Avec la PR d'apparentement, la personne est détendue dans ses relations et s'il apparait un désaccord elle cherche un terrain d'entente. Quand elle est face à un interlocuteur étant dans le Trop d'ego, elle ressent sa tension relationnelle et sa vélléité à vouloir prendre l'ascendant sur elle. L'enjeu est alors de se faire respecter sans envenimer la relation pour autant. Ce n'est pas toujours facile, ça peut même parfois la faire sortir de ses gonds. Elle peut s'énerver et prendre l'ascendant sur lui pour lui clouer le bec. Elle se met alors dans la PR qui s'ancre dans l'ego, dite PR de rivalité. Elle se retrouve dans cette même posture quand au contraire elle reste sidérée devant son culot ou sa mauvaise foi. C'est ce que nous appelons faire une sortie de route relationnelle. Elle s'en aperçoit le plus souvent et se repositionne dans l'apparentement. Si elle a pris l'ascendant elle peut s'excuser sur la forme tout en tenant la barre sur le fond, sur ce qu'elle a à dire. Si elle s'est effacée totalement elle peut revenir et dire "tu sais la dernière fois je n'ai rien dit mais en fait je pense que [...]. 

Les personnes qui ont l'habitude d'être dans l'apparentement sont en paix avec elles-mêmes, mais souvent en souffrance socialement parce que nous vivons dans une Société qui met à mal nos 4EF, par des non-sens, des injustices et des violences. D'autant plus qu'il y a beaucoup de personnes qui adoptent inconsciemment la PR de rivalité pour s'adapter, persuadées qu'il n'y a pas d'alternative. Pourtant il y en a une, elle apparait au grand jour après avoir progressé de manière invisible. Une multitude de personnes se lèvent et agissent pour remplacer la compétition sociale par la coopération et la solidarité. C'est un mouvement qui prend de l'ampleur parce qu'il est porteur de sens, de justice, de paix, d'amour et de joie. Nous démontrons pourquoi ce mouvement peut changer le monde plus rapidement qu'on ne le pense dans l'article Faire évoluer le système

Une personne qui a été conditionnée au Trop d'ego peut toujours se recentrer sur ses 4EF de sens, justice, paix et amour, car elles sont au fond d'elle. Elles s'expriment à travers la petite voix qui interroge l'injustice "Pourquoi il dort sur le trottoir le monsieur ?", la petite voix qui demande de la douceur. Le simple fait de se mettre à l'écouter procure immédiatement un sentiment de détente. Plus besoin de faire semblant, c'est tellement reposant de pouvoir être soi.  
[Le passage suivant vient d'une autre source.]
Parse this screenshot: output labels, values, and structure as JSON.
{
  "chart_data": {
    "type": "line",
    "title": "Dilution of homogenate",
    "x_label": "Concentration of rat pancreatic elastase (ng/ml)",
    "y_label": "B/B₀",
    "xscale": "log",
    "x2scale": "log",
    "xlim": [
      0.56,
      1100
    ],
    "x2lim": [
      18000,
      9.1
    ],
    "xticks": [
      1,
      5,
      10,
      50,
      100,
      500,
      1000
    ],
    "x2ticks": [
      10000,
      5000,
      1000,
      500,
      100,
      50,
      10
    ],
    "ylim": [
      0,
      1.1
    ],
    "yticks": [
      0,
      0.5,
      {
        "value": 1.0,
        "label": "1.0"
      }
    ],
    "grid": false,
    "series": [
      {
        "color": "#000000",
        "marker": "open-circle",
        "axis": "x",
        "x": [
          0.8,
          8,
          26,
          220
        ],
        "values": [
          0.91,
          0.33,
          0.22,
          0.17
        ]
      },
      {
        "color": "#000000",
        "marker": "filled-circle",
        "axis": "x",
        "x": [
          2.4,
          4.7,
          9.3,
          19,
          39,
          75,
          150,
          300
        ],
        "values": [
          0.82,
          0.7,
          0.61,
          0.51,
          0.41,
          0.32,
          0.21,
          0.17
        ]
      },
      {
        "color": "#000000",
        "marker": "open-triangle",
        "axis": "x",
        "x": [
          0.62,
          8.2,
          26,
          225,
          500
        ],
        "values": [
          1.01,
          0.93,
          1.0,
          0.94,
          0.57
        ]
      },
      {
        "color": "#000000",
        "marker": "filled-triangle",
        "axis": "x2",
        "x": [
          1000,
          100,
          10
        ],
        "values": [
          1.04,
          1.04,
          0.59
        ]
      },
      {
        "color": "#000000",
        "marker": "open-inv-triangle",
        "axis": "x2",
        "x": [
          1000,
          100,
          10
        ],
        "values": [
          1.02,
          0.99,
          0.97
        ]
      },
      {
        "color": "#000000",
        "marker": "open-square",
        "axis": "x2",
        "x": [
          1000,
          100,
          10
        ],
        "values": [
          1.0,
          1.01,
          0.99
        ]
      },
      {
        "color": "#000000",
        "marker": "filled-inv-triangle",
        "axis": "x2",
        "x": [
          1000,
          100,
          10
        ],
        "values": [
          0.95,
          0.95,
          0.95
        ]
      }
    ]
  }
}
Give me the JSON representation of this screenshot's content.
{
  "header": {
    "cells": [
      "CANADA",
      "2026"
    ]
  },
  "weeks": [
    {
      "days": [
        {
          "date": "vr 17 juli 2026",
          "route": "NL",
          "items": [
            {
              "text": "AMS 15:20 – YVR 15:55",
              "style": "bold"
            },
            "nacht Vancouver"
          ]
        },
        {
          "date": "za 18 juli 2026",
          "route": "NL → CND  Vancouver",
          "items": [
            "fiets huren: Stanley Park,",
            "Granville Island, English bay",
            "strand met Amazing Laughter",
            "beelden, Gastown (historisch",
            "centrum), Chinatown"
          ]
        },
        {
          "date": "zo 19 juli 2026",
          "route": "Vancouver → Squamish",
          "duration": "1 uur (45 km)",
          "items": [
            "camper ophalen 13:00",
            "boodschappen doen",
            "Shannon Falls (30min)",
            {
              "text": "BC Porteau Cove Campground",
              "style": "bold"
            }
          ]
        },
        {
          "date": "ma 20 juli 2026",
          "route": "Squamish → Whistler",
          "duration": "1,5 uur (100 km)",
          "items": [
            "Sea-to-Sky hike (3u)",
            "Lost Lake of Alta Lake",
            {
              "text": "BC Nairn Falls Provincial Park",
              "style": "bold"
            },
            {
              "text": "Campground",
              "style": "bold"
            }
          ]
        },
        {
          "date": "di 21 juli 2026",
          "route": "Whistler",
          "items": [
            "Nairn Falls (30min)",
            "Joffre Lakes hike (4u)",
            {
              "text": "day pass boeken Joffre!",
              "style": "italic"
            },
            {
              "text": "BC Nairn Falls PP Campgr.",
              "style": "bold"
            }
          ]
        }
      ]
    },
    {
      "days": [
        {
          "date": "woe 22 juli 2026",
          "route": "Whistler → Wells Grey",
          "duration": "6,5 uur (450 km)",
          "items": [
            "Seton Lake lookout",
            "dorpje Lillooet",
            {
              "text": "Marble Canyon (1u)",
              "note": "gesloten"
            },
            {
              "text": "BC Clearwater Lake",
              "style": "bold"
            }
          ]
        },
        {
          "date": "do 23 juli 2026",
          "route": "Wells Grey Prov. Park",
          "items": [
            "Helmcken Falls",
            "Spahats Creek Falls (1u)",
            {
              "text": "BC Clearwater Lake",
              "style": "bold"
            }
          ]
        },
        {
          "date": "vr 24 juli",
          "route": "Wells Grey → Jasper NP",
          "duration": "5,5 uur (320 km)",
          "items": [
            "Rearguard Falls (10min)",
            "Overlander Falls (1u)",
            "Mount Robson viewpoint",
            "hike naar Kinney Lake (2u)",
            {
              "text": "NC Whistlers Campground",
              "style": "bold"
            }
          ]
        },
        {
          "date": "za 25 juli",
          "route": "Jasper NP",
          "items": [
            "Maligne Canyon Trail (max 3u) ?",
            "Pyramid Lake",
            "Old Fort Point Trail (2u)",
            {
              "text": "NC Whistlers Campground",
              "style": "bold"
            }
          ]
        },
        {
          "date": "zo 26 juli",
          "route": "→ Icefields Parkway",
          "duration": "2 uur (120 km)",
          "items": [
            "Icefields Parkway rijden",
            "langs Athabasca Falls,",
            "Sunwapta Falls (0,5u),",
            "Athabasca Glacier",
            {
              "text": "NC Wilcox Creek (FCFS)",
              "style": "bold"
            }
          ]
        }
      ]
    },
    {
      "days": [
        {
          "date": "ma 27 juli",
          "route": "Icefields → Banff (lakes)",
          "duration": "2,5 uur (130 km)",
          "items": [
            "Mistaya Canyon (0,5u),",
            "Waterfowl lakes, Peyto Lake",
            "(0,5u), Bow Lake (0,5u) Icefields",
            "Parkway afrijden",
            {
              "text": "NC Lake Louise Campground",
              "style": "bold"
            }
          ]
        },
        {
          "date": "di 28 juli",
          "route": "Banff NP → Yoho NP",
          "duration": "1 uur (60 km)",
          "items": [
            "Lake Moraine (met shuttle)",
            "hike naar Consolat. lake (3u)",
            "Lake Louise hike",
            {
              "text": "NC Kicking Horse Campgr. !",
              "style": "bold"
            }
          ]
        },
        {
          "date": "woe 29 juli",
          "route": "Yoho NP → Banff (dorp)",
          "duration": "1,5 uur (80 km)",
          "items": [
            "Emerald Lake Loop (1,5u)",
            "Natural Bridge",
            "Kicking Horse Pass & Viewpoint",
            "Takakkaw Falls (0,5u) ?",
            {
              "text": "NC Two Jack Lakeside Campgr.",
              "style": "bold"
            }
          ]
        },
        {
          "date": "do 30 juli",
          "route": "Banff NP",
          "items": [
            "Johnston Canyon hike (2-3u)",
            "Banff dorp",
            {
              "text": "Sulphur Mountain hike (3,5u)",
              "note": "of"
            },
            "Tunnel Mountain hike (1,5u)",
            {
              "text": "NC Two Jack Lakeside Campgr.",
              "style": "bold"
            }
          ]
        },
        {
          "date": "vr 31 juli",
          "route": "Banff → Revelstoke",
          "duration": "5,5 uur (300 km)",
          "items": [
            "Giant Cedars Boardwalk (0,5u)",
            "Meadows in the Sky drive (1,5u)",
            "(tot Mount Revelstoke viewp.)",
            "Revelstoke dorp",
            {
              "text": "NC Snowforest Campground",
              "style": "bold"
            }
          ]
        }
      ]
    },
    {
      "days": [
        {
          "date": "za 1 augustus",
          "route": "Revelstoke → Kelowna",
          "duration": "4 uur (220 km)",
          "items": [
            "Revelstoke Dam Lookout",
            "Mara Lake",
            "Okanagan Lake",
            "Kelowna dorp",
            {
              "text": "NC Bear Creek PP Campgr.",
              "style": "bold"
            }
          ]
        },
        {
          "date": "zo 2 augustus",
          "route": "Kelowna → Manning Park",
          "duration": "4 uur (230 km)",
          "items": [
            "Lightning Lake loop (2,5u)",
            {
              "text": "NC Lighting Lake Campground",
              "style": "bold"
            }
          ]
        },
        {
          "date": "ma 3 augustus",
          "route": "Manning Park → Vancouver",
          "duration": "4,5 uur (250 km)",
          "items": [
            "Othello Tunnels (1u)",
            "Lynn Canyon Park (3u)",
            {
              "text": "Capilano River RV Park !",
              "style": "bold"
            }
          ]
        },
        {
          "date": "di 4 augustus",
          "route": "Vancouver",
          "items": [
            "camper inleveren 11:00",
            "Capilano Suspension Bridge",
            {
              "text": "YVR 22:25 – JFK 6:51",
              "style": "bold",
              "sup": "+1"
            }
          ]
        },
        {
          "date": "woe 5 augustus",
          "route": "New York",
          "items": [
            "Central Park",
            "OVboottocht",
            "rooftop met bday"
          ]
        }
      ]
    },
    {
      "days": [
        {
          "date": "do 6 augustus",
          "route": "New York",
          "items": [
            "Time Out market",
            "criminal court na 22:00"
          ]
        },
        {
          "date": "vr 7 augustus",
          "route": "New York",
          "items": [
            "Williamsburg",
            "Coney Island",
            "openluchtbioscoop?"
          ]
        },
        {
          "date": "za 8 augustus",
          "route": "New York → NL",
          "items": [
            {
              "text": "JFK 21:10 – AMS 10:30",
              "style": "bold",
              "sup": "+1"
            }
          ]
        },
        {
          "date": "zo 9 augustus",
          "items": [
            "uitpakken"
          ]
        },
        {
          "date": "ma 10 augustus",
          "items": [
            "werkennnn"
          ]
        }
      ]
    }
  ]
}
La contradiction intrinsèque des humains, que nous exprimons à travers l'opposition de l'ego et des 4EF est connue de la nuit des temps. Une sagesse ancestrale amérindienne l'exprime joliment.

Un vieil indien explique à son petit-fils que chacun de nous a en lui deux loups qui se livrent bataille. Le premier loup représente la sérénité, l'amour et la gentillesse. Le second loup représente la peur, l'avidité et la haine. Lequel des deux loups gagne ? demande l'enfant. Celui que l'on nourrit, répond le grand-père.